Sorry, what do you mean ""that" hardly worked"? Making any regulation at all? The GDPR did not do at all what I proposed.


There is a (lazy) line of argument related to GDPR, cookie banners, etc. that goes something like this: "That legislation failed, thus any legislation will fail." It was a while since I did proof by induction, but I do believe there is some step missing here.

Personally, I am open to an argument that any legislation is folly. But we need to raise the discourse rather than just bash legislative failures (or merely partial successes) of the past.


I wasn't trying to make the argument that since some parts of the GDPR didn't work out as intentended/hoped, other legislation will fail too.

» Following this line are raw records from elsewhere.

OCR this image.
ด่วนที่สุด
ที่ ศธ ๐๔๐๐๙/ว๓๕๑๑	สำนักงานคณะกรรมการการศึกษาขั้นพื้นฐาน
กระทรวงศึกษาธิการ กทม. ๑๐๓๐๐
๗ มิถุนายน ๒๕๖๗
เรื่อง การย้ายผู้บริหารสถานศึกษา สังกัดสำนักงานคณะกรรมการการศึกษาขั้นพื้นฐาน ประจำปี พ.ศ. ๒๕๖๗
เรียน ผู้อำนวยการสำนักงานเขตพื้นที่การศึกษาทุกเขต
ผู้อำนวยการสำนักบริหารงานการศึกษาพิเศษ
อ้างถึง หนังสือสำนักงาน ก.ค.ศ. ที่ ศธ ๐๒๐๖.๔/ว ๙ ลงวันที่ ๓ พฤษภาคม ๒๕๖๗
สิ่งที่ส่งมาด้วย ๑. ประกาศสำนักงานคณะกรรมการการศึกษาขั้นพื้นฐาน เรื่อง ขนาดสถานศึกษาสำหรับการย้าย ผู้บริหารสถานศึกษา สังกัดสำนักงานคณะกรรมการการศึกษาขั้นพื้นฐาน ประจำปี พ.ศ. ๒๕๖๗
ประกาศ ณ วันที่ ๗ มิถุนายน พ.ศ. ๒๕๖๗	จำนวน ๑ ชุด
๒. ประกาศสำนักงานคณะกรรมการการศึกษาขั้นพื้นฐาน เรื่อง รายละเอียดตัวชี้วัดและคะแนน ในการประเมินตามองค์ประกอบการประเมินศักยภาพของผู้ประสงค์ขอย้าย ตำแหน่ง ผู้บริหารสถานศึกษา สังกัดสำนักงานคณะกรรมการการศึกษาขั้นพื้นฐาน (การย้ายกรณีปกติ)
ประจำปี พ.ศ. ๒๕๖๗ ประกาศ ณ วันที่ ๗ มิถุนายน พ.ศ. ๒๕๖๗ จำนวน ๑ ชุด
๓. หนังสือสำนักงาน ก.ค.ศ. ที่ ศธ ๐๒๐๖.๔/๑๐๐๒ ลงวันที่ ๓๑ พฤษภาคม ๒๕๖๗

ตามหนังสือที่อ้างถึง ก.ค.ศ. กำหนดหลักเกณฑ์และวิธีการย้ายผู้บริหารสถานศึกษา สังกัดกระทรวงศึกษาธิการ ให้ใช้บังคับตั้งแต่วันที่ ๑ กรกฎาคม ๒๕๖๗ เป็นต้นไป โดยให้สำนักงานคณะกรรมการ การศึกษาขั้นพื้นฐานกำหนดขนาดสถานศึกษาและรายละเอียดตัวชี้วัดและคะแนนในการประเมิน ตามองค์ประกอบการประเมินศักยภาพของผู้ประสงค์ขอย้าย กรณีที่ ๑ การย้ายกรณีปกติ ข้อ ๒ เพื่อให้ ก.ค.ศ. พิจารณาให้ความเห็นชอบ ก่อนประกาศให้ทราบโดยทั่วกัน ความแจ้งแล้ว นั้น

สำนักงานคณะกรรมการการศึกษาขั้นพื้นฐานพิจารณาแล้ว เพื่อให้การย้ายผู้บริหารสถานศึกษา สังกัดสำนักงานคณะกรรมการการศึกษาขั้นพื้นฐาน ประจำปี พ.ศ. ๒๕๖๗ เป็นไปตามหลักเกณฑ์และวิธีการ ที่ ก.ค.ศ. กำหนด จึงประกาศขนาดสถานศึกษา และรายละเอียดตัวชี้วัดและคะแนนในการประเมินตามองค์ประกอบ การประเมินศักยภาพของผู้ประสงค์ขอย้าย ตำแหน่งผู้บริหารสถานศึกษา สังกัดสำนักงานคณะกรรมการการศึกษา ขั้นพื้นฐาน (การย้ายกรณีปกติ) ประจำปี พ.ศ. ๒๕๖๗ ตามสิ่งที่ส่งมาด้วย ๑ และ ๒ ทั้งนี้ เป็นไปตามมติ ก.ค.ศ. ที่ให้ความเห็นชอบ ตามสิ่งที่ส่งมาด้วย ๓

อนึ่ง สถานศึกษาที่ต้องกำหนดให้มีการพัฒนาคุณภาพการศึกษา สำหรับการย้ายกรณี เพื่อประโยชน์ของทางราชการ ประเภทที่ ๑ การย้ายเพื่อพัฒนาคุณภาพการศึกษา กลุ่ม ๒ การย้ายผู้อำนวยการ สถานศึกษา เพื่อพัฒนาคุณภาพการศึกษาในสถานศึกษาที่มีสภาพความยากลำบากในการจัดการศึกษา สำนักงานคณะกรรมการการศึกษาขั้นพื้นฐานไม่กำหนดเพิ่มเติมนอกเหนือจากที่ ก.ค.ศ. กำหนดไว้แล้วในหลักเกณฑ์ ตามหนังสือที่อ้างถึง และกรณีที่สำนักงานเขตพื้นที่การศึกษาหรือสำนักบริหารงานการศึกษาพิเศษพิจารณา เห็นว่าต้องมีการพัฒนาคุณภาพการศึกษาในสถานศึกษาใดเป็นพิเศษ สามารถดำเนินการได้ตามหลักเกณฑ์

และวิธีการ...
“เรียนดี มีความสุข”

My point was specifically that the GDPR put a law in place that when you send private data from users to third parties, you must ask the user for permission and allow that user to decline this and then not send that users' private data to these third parties.

The idea and intention and hope is clear: that site/app/platform owners don't send/sell data to other parties. Or, if they still do so, are punished by having to nag users with popups/banners etc.

The ad industry then spun this around, ensured that virtually every site nags users (mitigating that punishment), continue harvesting data exactly like before, and -above all- pursuade the general public that "the EU is forcing you to click cookie banners all day" or similar double-speak.

With which I was trying to put forward that any legislation must be a lot better than what the GDPR did here. So as to avoid being circumvented by the industry and also hated by the public.


Ok, sure, but that's exactly what I said: simply outlawing advertising leaves a lot less wiggle room than allowing it but with some minor semblance of consent.